Neutron monitoring based on the higher order statistics of fission chamber signals

Abstract: The work in this thesis corresponds to the safety aspect of Generation IV nuclear systems. One of the safety aspects concerns the enhancement of the performance of the in-vessel on-line core monitoring with neutron flux measurements. It was concluded earlier that fission chambers are the best candidate to provide in-vessel measurements in sodium cooled fast reactors.

This thesis focuses on the performance of signal processing methods in order to unfold the count rate of fission chambers. The main goal is to investigate the possible application of processing methods based on the higher order statistics of the signal in order to provide accurate count rate estimation over a wide range both for stationary and transient signals. The work also consists of the study of self-monitoring capabilities in order to detect fission chamber malfunctions at an early stage. The investigation is based on analytic assessments, on simulation of fission chamber responses and signals, and on experimental application of processing methods.
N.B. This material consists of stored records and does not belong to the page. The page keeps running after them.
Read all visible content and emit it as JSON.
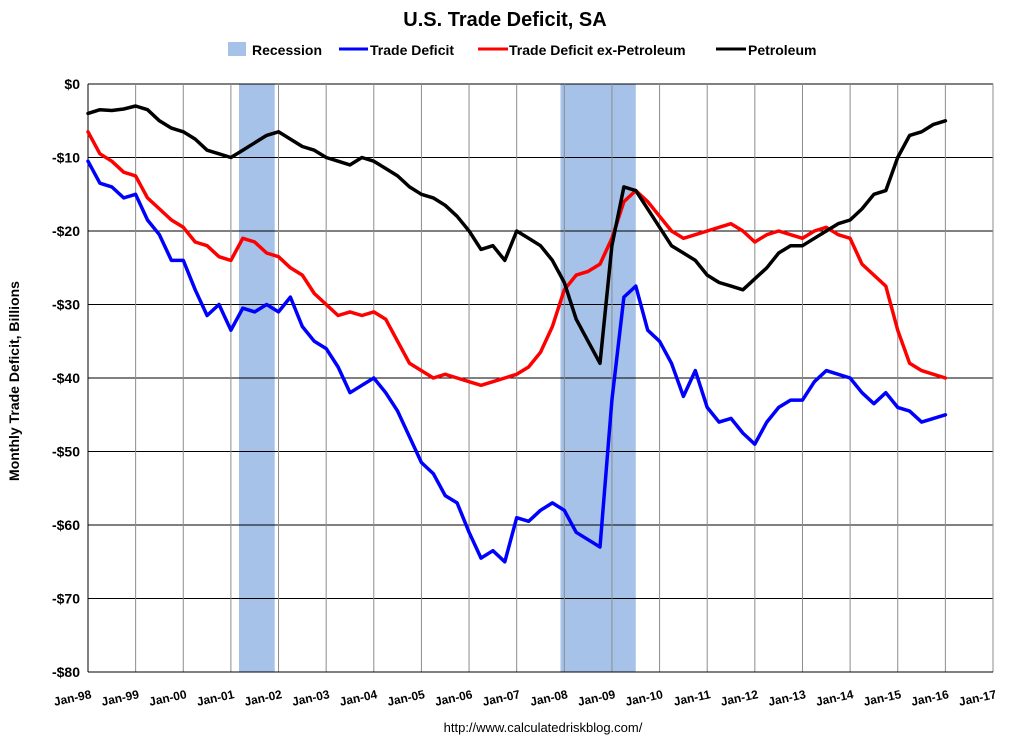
{
  "chart_data": {
    "type": "line",
    "title": "U.S. Trade Deficit, SA",
    "ylabel": "Monthly Trade Deficit, Billions",
    "xlabel": "",
    "source": "http://www.calculatedriskblog.com/",
    "ylim": [
      -80,
      0
    ],
    "y_ticks": [
      0,
      -10,
      -20,
      -30,
      -40,
      -50,
      -60,
      -70,
      -80
    ],
    "y_tick_labels": [
      "$0",
      "-$10",
      "-$20",
      "-$30",
      "-$40",
      "-$50",
      "-$60",
      "-$70",
      "-$80"
    ],
    "x_range": [
      1998.0,
      2017.0
    ],
    "x_tick_labels": [
      "Jan-98",
      "Jan-99",
      "Jan-00",
      "Jan-01",
      "Jan-02",
      "Jan-03",
      "Jan-04",
      "Jan-05",
      "Jan-06",
      "Jan-07",
      "Jan-08",
      "Jan-09",
      "Jan-10",
      "Jan-11",
      "Jan-12",
      "Jan-13",
      "Jan-14",
      "Jan-15",
      "Jan-16",
      "Jan-17"
    ],
    "grid": true,
    "legend_position": "top-center",
    "legend": [
      {
        "name": "Recession",
        "color": "#a6c2e8",
        "kind": "band"
      },
      {
        "name": "Trade Deficit",
        "color": "#0000ff",
        "kind": "line"
      },
      {
        "name": "Trade Deficit ex-Petroleum",
        "color": "#ff0000",
        "kind": "line"
      },
      {
        "name": "Petroleum",
        "color": "#000000",
        "kind": "line"
      }
    ],
    "recessions": [
      {
        "start": 2001.17,
        "end": 2001.92
      },
      {
        "start": 2007.92,
        "end": 2009.5
      }
    ],
    "series": [
      {
        "name": "Trade Deficit",
        "color": "#0000ff",
        "points": [
          [
            1998.0,
            -10.5
          ],
          [
            1998.25,
            -13.5
          ],
          [
            1998.5,
            -14.0
          ],
          [
            1998.75,
            -15.5
          ],
          [
            1999.0,
            -15.0
          ],
          [
            1999.25,
            -18.5
          ],
          [
            1999.5,
            -20.5
          ],
          [
            1999.75,
            -24.0
          ],
          [
            2000.0,
            -24.0
          ],
          [
            2000.25,
            -28.0
          ],
          [
            2000.5,
            -31.5
          ],
          [
            2000.75,
            -30.0
          ],
          [
            2001.0,
            -33.5
          ],
          [
            2001.25,
            -30.5
          ],
          [
            2001.5,
            -31.0
          ],
          [
            2001.75,
            -30.0
          ],
          [
            2002.0,
            -31.0
          ],
          [
            2002.25,
            -29.0
          ],
          [
            2002.5,
            -33.0
          ],
          [
            2002.75,
            -35.0
          ],
          [
            2003.0,
            -36.0
          ],
          [
            2003.25,
            -38.5
          ],
          [
            2003.5,
            -42.0
          ],
          [
            2003.75,
            -41.0
          ],
          [
            2004.0,
            -40.0
          ],
          [
            2004.25,
            -42.0
          ],
          [
            2004.5,
            -44.5
          ],
          [
            2004.75,
            -48.0
          ],
          [
            2005.0,
            -51.5
          ],
          [
            2005.25,
            -53.0
          ],
          [
            2005.5,
            -56.0
          ],
          [
            2005.75,
            -57.0
          ],
          [
            2006.0,
            -61.0
          ],
          [
            2006.25,
            -64.5
          ],
          [
            2006.5,
            -63.5
          ],
          [
            2006.75,
            -65.0
          ],
          [
            2007.0,
            -59.0
          ],
          [
            2007.25,
            -59.5
          ],
          [
            2007.5,
            -58.0
          ],
          [
            2007.75,
            -57.0
          ],
          [
            2008.0,
            -58.0
          ],
          [
            2008.25,
            -61.0
          ],
          [
            2008.5,
            -62.0
          ],
          [
            2008.75,
            -63.0
          ],
          [
            2009.0,
            -43.0
          ],
          [
            2009.25,
            -29.0
          ],
          [
            2009.5,
            -27.5
          ],
          [
            2009.75,
            -33.5
          ],
          [
            2010.0,
            -35.0
          ],
          [
            2010.25,
            -38.0
          ],
          [
            2010.5,
            -42.5
          ],
          [
            2010.75,
            -39.0
          ],
          [
            2011.0,
            -44.0
          ],
          [
            2011.25,
            -46.0
          ],
          [
            2011.5,
            -45.5
          ],
          [
            2011.75,
            -47.5
          ],
          [
            2012.0,
            -49.0
          ],
          [
            2012.25,
            -46.0
          ],
          [
            2012.5,
            -44.0
          ],
          [
            2012.75,
            -43.0
          ],
          [
            2013.0,
            -43.0
          ],
          [
            2013.25,
            -40.5
          ],
          [
            2013.5,
            -39.0
          ],
          [
            2013.75,
            -39.5
          ],
          [
            2014.0,
            -40.0
          ],
          [
            2014.25,
            -42.0
          ],
          [
            2014.5,
            -43.5
          ],
          [
            2014.75,
            -42.0
          ],
          [
            2015.0,
            -44.0
          ],
          [
            2015.25,
            -44.5
          ],
          [
            2015.5,
            -46.0
          ],
          [
            2015.75,
            -45.5
          ],
          [
            2016.0,
            -45.0
          ]
        ]
      },
      {
        "name": "Trade Deficit ex-Petroleum",
        "color": "#ff0000",
        "points": [
          [
            1998.0,
            -6.5
          ],
          [
            1998.25,
            -9.5
          ],
          [
            1998.5,
            -10.5
          ],
          [
            1998.75,
            -12.0
          ],
          [
            1999.0,
            -12.5
          ],
          [
            1999.25,
            -15.5
          ],
          [
            1999.5,
            -17.0
          ],
          [
            1999.75,
            -18.5
          ],
          [
            2000.0,
            -19.5
          ],
          [
            2000.25,
            -21.5
          ],
          [
            2000.5,
            -22.0
          ],
          [
            2000.75,
            -23.5
          ],
          [
            2001.0,
            -24.0
          ],
          [
            2001.25,
            -21.0
          ],
          [
            2001.5,
            -21.5
          ],
          [
            2001.75,
            -23.0
          ],
          [
            2002.0,
            -23.5
          ],
          [
            2002.25,
            -25.0
          ],
          [
            2002.5,
            -26.0
          ],
          [
            2002.75,
            -28.5
          ],
          [
            2003.0,
            -30.0
          ],
          [
            2003.25,
            -31.5
          ],
          [
            2003.5,
            -31.0
          ],
          [
            2003.75,
            -31.5
          ],
          [
            2004.0,
            -31.0
          ],
          [
            2004.25,
            -32.0
          ],
          [
            2004.5,
            -35.0
          ],
          [
            2004.75,
            -38.0
          ],
          [
            2005.0,
            -39.0
          ],
          [
            2005.25,
            -40.0
          ],
          [
            2005.5,
            -39.5
          ],
          [
            2005.75,
            -40.0
          ],
          [
            2006.0,
            -40.5
          ],
          [
            2006.25,
            -41.0
          ],
          [
            2006.5,
            -40.5
          ],
          [
            2006.75,
            -40.0
          ],
          [
            2007.0,
            -39.5
          ],
          [
            2007.25,
            -38.5
          ],
          [
            2007.5,
            -36.5
          ],
          [
            2007.75,
            -33.0
          ],
          [
            2008.0,
            -28.0
          ],
          [
            2008.25,
            -26.0
          ],
          [
            2008.5,
            -25.5
          ],
          [
            2008.75,
            -24.5
          ],
          [
            2009.0,
            -21.0
          ],
          [
            2009.25,
            -16.0
          ],
          [
            2009.5,
            -14.5
          ],
          [
            2009.75,
            -16.0
          ],
          [
            2010.0,
            -18.0
          ],
          [
            2010.25,
            -20.0
          ],
          [
            2010.5,
            -21.0
          ],
          [
            2010.75,
            -20.5
          ],
          [
            2011.0,
            -20.0
          ],
          [
            2011.25,
            -19.5
          ],
          [
            2011.5,
            -19.0
          ],
          [
            2011.75,
            -20.0
          ],
          [
            2012.0,
            -21.5
          ],
          [
            2012.25,
            -20.5
          ],
          [
            2012.5,
            -20.0
          ],
          [
            2012.75,
            -20.5
          ],
          [
            2013.0,
            -21.0
          ],
          [
            2013.25,
            -20.0
          ],
          [
            2013.5,
            -19.5
          ],
          [
            2013.75,
            -20.5
          ],
          [
            2014.0,
            -21.0
          ],
          [
            2014.25,
            -24.5
          ],
          [
            2014.5,
            -26.0
          ],
          [
            2014.75,
            -27.5
          ],
          [
            2015.0,
            -33.5
          ],
          [
            2015.25,
            -38.0
          ],
          [
            2015.5,
            -39.0
          ],
          [
            2015.75,
            -39.5
          ],
          [
            2016.0,
            -40.0
          ]
        ]
      },
      {
        "name": "Petroleum",
        "color": "#000000",
        "points": [
          [
            1998.0,
            -4.0
          ],
          [
            1998.25,
            -3.5
          ],
          [
            1998.5,
            -3.6
          ],
          [
            1998.75,
            -3.4
          ],
          [
            1999.0,
            -3.0
          ],
          [
            1999.25,
            -3.5
          ],
          [
            1999.5,
            -5.0
          ],
          [
            1999.75,
            -6.0
          ],
          [
            2000.0,
            -6.5
          ],
          [
            2000.25,
            -7.5
          ],
          [
            2000.5,
            -9.0
          ],
          [
            2000.75,
            -9.5
          ],
          [
            2001.0,
            -10.0
          ],
          [
            2001.25,
            -9.0
          ],
          [
            2001.5,
            -8.0
          ],
          [
            2001.75,
            -7.0
          ],
          [
            2002.0,
            -6.5
          ],
          [
            2002.25,
            -7.5
          ],
          [
            2002.5,
            -8.5
          ],
          [
            2002.75,
            -9.0
          ],
          [
            2003.0,
            -10.0
          ],
          [
            2003.25,
            -10.5
          ],
          [
            2003.5,
            -11.0
          ],
          [
            2003.75,
            -10.0
          ],
          [
            2004.0,
            -10.5
          ],
          [
            2004.25,
            -11.5
          ],
          [
            2004.5,
            -12.5
          ],
          [
            2004.75,
            -14.0
          ],
          [
            2005.0,
            -15.0
          ],
          [
            2005.25,
            -15.5
          ],
          [
            2005.5,
            -16.5
          ],
          [
            2005.75,
            -18.0
          ],
          [
            2006.0,
            -20.0
          ],
          [
            2006.25,
            -22.5
          ],
          [
            2006.5,
            -22.0
          ],
          [
            2006.75,
            -24.0
          ],
          [
            2007.0,
            -20.0
          ],
          [
            2007.25,
            -21.0
          ],
          [
            2007.5,
            -22.0
          ],
          [
            2007.75,
            -24.0
          ],
          [
            2008.0,
            -27.0
          ],
          [
            2008.25,
            -32.0
          ],
          [
            2008.5,
            -35.0
          ],
          [
            2008.75,
            -38.0
          ],
          [
            2009.0,
            -22.0
          ],
          [
            2009.25,
            -14.0
          ],
          [
            2009.5,
            -14.5
          ],
          [
            2009.75,
            -17.0
          ],
          [
            2010.0,
            -19.5
          ],
          [
            2010.25,
            -22.0
          ],
          [
            2010.5,
            -23.0
          ],
          [
            2010.75,
            -24.0
          ],
          [
            2011.0,
            -26.0
          ],
          [
            2011.25,
            -27.0
          ],
          [
            2011.5,
            -27.5
          ],
          [
            2011.75,
            -28.0
          ],
          [
            2012.0,
            -26.5
          ],
          [
            2012.25,
            -25.0
          ],
          [
            2012.5,
            -23.0
          ],
          [
            2012.75,
            -22.0
          ],
          [
            2013.0,
            -22.0
          ],
          [
            2013.25,
            -21.0
          ],
          [
            2013.5,
            -20.0
          ],
          [
            2013.75,
            -19.0
          ],
          [
            2014.0,
            -18.5
          ],
          [
            2014.25,
            -17.0
          ],
          [
            2014.5,
            -15.0
          ],
          [
            2014.75,
            -14.5
          ],
          [
            2015.0,
            -10.0
          ],
          [
            2015.25,
            -7.0
          ],
          [
            2015.5,
            -6.5
          ],
          [
            2015.75,
            -5.5
          ],
          [
            2016.0,
            -5.0
          ]
        ]
      }
    ]
  }
}
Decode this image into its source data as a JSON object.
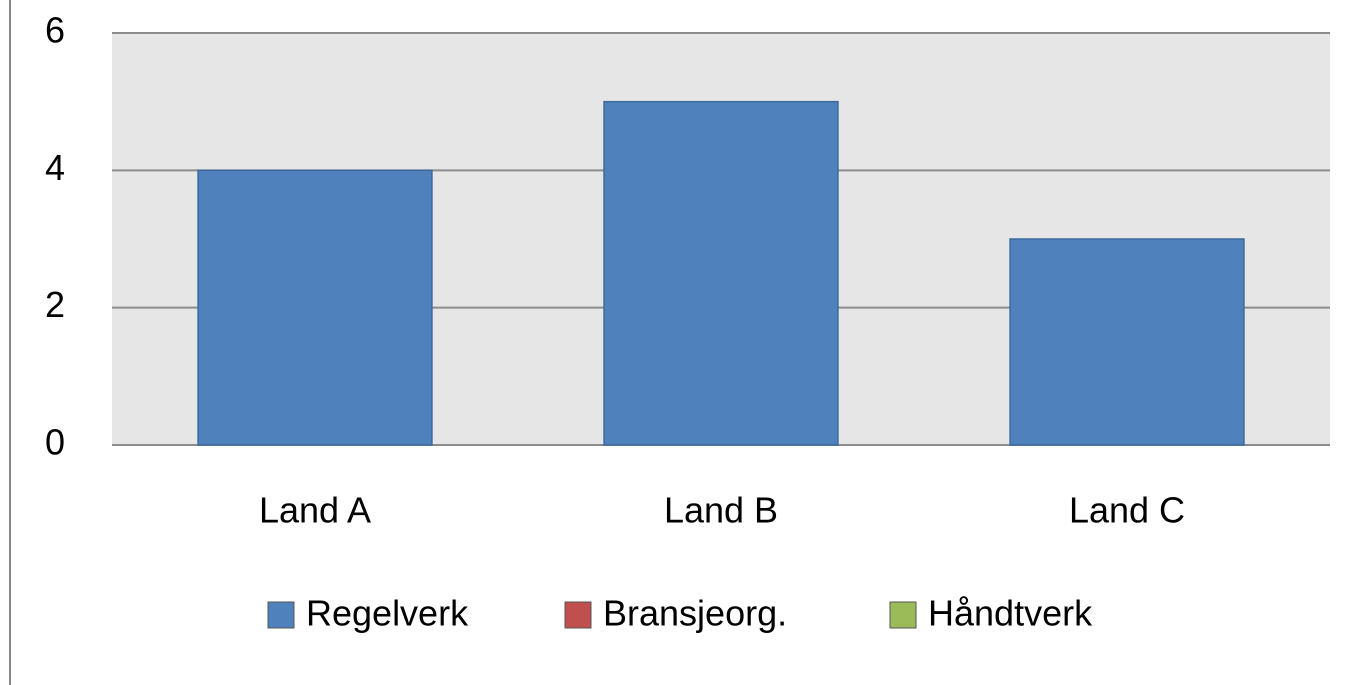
{
  "chart_data": {
    "type": "bar",
    "categories": [
      "Land A",
      "Land B",
      "Land C"
    ],
    "series": [
      {
        "name": "Regelverk",
        "color": "#4f81bd",
        "values": [
          4,
          5,
          3
        ]
      },
      {
        "name": "Bransjeorg.",
        "color": "#c0504d",
        "values": [
          null,
          null,
          null
        ]
      },
      {
        "name": "Håndtverk",
        "color": "#9bbb59",
        "values": [
          null,
          null,
          null
        ]
      }
    ],
    "ylim": [
      0,
      6
    ],
    "yticks": [
      0,
      2,
      4,
      6
    ],
    "grid": true,
    "legend": "bottom"
  }
}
The thesis covers five main studies. The first part presents the theoretical description of fission chamber signals. The second part investigates the performance of the traditionally applied methods (pulse and Campbelling mode) through simulations. It is shown that these methods are not capable to cover the whole count rate range of the chamber. Therefore, the third part studies the possible application of methods based on higher order statistics of the signal through simulations and experiments. It is shown that these methods can provide accurate estimations over a wide count rate range. The fourth part covers the theoretical background of self-monitoring capabilities based on the spectral properties of the signal. Finally, the fifth part presents the implementation of the methods in a real-time neutron monitoring system based on a System on a Chip, which embeds a field-programmable gate array.

By the methods elaborated in this thesis, a faster, more effective and more accurate monitoring of the reactor power is possible than with the methods used so far, even when the normal operating state is changing.